All the fermenting basics such as sauerkraut, pickles, yogurt and kefir are well covered. But creative recipes for food and drink also abound. For instance, along with kombucha, kefir and kvass, there are flavorful combinations for other fermented beverages such as kanji and cultured cream soda. And being a lover of all things with nettles, I am looking forward to trying my hand at the recipe for nettle-lemon beer! The cultured fruit recipes help renew ways to savor fruits beyond the season, in ways more flavorful and healthful than jams and canning.
The sourdough section is exceptional. It is relatively short, but makes the whole process eminently clear and accessible. The no-knead sourdough recipe offers an easy way for busy households to have home baked bread again. And for those who don’t want to throw away their extra sourdough starter, there are a number of creative recipes for using the extra culture such as the biscuit top of a spinach and salmon pot pie.
There are many time-saving recommendations sprinkled throughout the book. The suggestion to have a basic brine on hand ready to ferment is incredibly useful. (I learned this earlier from her on-line course and found myself fermenting more vegetables quickly at the end of the day as a result.) She also offers numerous recipes for including fermented foods in meals.
Fermenting Foods is more than an excellent guide to culturing foods. It is also a wonderful introduction to traditional foods in general.

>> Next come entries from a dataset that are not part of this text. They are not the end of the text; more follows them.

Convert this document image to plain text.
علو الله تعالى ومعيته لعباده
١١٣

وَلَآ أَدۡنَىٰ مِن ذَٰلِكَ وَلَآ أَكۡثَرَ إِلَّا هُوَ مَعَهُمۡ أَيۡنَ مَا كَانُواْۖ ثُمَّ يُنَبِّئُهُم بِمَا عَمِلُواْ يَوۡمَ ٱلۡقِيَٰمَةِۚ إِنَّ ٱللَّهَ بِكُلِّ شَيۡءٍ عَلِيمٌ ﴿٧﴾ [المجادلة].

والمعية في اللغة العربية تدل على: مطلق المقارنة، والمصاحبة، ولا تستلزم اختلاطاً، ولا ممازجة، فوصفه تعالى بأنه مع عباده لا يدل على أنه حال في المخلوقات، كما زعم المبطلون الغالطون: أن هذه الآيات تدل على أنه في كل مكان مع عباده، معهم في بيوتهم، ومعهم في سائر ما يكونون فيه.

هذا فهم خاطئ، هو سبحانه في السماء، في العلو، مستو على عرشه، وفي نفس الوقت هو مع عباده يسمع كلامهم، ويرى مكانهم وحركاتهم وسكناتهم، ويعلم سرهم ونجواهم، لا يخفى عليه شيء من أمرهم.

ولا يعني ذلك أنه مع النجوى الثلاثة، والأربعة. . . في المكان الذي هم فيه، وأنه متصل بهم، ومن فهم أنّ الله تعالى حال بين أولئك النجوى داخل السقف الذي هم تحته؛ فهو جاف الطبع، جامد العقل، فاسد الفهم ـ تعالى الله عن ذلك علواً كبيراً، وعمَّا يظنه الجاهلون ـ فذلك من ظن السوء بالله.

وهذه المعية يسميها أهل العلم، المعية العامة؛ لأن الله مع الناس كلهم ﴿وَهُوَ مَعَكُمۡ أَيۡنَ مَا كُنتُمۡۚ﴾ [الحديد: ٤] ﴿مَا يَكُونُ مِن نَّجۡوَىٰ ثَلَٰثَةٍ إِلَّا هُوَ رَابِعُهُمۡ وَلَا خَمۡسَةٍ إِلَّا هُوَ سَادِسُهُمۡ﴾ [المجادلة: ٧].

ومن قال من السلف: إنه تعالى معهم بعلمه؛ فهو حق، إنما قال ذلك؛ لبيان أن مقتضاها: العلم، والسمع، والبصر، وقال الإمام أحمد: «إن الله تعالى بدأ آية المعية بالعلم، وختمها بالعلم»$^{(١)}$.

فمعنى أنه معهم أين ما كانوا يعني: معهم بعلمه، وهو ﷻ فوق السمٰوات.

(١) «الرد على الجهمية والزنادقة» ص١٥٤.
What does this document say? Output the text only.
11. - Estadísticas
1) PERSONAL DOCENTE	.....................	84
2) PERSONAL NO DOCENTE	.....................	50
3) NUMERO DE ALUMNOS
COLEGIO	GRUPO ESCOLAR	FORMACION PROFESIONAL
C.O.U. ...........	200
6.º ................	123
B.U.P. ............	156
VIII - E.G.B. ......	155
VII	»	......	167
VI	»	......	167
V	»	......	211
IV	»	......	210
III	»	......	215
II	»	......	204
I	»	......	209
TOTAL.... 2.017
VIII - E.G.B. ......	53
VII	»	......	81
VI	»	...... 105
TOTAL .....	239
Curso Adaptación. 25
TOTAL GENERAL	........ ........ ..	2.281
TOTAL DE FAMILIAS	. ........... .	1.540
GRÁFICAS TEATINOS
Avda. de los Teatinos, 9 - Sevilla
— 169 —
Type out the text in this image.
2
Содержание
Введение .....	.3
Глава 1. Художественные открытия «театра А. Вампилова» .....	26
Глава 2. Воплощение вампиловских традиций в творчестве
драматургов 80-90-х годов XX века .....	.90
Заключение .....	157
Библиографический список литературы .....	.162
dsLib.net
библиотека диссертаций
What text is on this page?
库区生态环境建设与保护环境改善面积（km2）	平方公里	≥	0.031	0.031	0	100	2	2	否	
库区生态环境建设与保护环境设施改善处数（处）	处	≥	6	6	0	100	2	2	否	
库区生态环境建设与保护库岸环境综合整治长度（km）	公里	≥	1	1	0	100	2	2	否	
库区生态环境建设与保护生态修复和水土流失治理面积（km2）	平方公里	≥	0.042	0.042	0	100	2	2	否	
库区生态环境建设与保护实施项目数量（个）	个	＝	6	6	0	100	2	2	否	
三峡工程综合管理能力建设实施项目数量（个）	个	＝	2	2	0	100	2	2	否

Information about modern food choices (such as dairy and fats) is succinct and clear. And there are many uncomplicated recipes for including them into everyday meals.
The Idiot Guides are a trade book series geared to what is now called the do-it-yourself or DIY movement. Kudos go to them for including live cultured foods in the series, and for having Wardeh Harmon write the book. It is just another testimony to the number of people who want to learn how to prepare traditional foods in their homes again. And Harmon, a homesteading mother, is a skilled guide. Fermenting Foods is truly an exceptional reference, helping us “reskill” with the ancient traditions of our forebears in preserving all manner of food for our health and well being.
This article appeared in Wise Traditions in Food, Farming and the Healing Arts, the quarterly magazine of the Weston A. Price Foundation, Summer 2012.